In inflammatory and non-inflammatory diseases of the brain and its membranes, headache can be an early, main or only sign of an incipient disease (tumor, abscess, meningitis, arachnoiditis, encephalitis). In the initial stages of the disease, it is often limited. With organic volumetric processes, the headache is usually constant, often occurs at night, early in the morning, and intensifies with changes in head position and physical activity. Over time it progresses. Symptoms such as dizziness and blurred vision may appear.
Post-traumatic headache is one of the main and persistent symptoms of traumatic brain injury. It can be early (appears immediately or within the first day after injury), late (occurs after a few days) and chronically late (noted after 2-3 months). The duration of the headache period and its intensity are not always proportional to the severity of the injury, the depth and duration of disturbances of consciousness, and the severity of other neurological symptoms.
Psychogenic headaches include the feeling of pain in the head in patients with depression, hypochondriacal syndrome, and hysteria. Psychogenic pain is much more often observed in women, is characterized by persistence (less often has a paroxysmal nature), and is naturally associated with stress, mental trauma, and emotional tension.
For persistent headaches, it is necessary to determine their causes. A radiating headache (in the depths of the orbits, in the forehead, crown, occipital, behind-the-ear areas) can be observed with pathological processes in the nasal cavity and paranasal sinuses, in the ear. In acute processes, the pain can be very intense, neuralgic or pulsating in nature, intensified by tilting the head or sudden movements. A dull, bursting headache may accompany vasomotor rhinitis.
The cause of a headache can also be physical or mental fatigue, overstrain of the visual organs, especially if its deficiencies are not corrected by glasses, diseases of the internal organs, and cervical osteochondrosis. If your head hurts from overwork, you need to rest and reconsider your working day. Sleeping in a ventilated room and light exercise in the morning usually reduces such pain.
If the cause of headaches is diseases of internal organs, you first need to treat these diseases.
With uveitis, the pain that begins in the area of the eyeball takes on the character of trigeminal neuralgia, then spreads to half of the head, is sharp, shooting, boring in nature, radiating to the teeth and ear.

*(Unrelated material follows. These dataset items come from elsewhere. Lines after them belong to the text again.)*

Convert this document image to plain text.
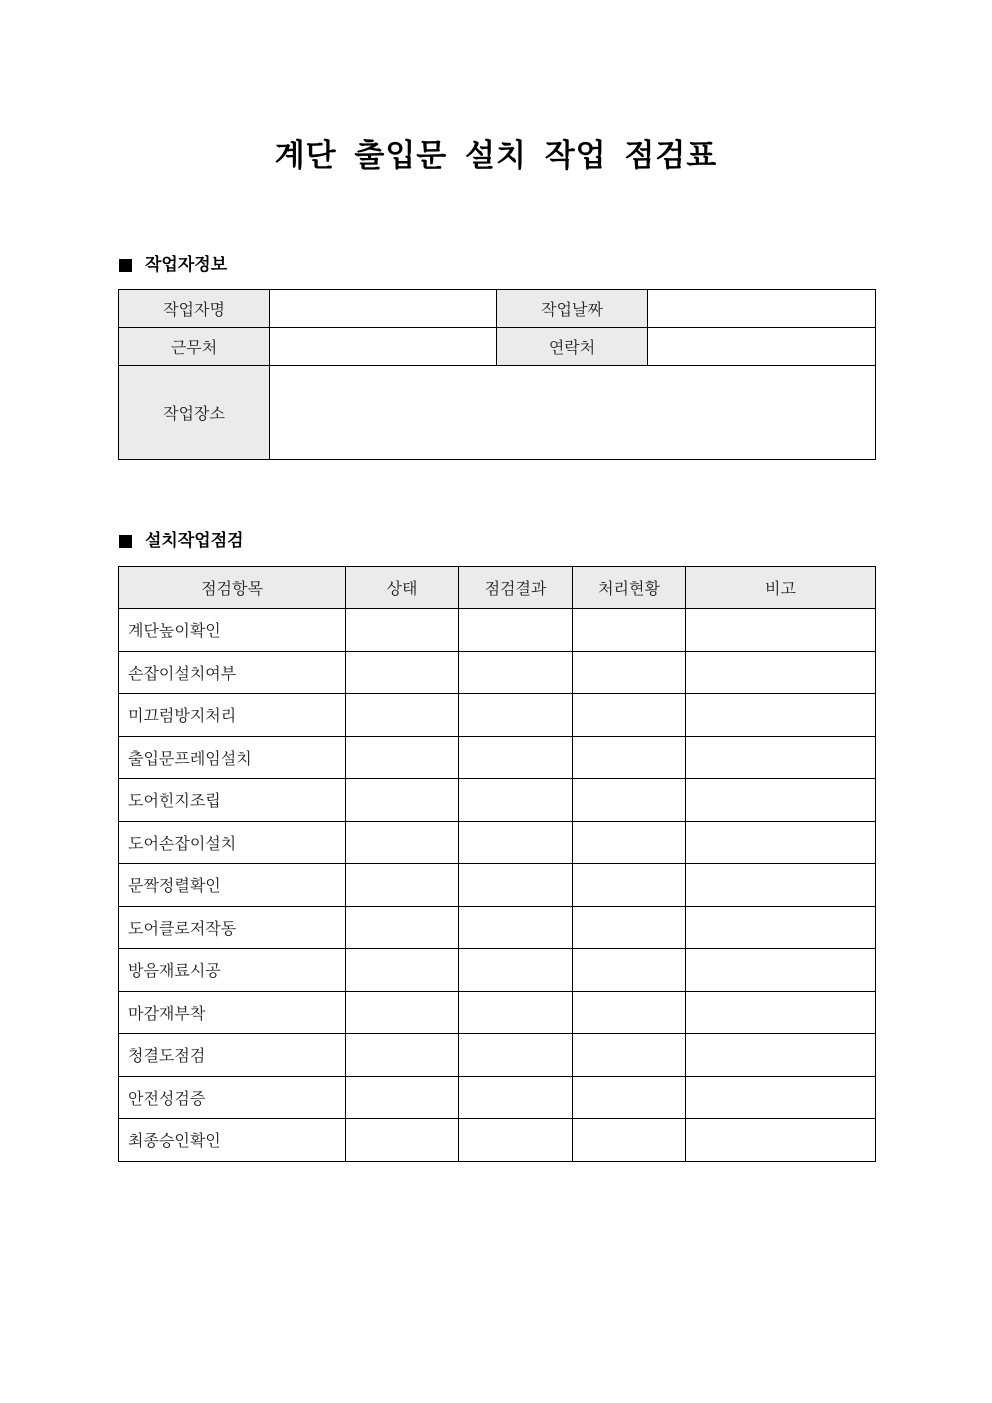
계단 출입문 설치 작업 점검표
작업자정보
작업자명		작업날짜	
근무처		연락처	
작업장소			
설치작업점검
점검항목	상태	점검결과	처리현황	비고
계단높이확인				
손잡이설치여부				
미끄럼방지처리				
출입문프레임설치				
도어힌지조립				
도어손잡이설치				
문짝정렬확인				
도어클로저작동				
방음재료시공				
마감재부착				
청결도점검				
안전성검증				
최종승인확인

Refractive errors usually manifest as headaches after prolonged visual strain (reading, prolonged viewing of television, etc.).
In addition to studying the anamnesis, it is necessary to conduct a comprehensive examination:
- somatic, neurological status (identification of signs of diseases of internal organs and organic neurological symptoms);
- ophthalmological (examination of the fundus, measurement of intraocular pressure);
- MRI of the brain (if necessary, with vascular or angiographic modes), cervical spine;
- X-ray (depending on the suspected cause of the headache): computed tomography of the brain, computed tomography of the cervical spine, computed tomography of the paranasal sinuses; computer organ tomography chest, abdominal cavity, pelvis - if the somatogenic nature of cephalgia is suspected.
- laboratory and instrumental (blood and urine tests, mandatory measurement of blood pressure for several days, CDS (color duplex scanning) - study of blood flow in the great vessels of the head, rheoencephalography, etc.).
A comprehensive examination helps to identify the cause of the headache and prescribe the necessary treatment aimed at the underlying disease.
Long-term self-administration of painkillers that do not address the cause of the headache may have adverse health effects.
With a timely comprehensive examination and consultation with a doctor, the treatment prescribed for the underlying disease usually eliminates or reduces the headache.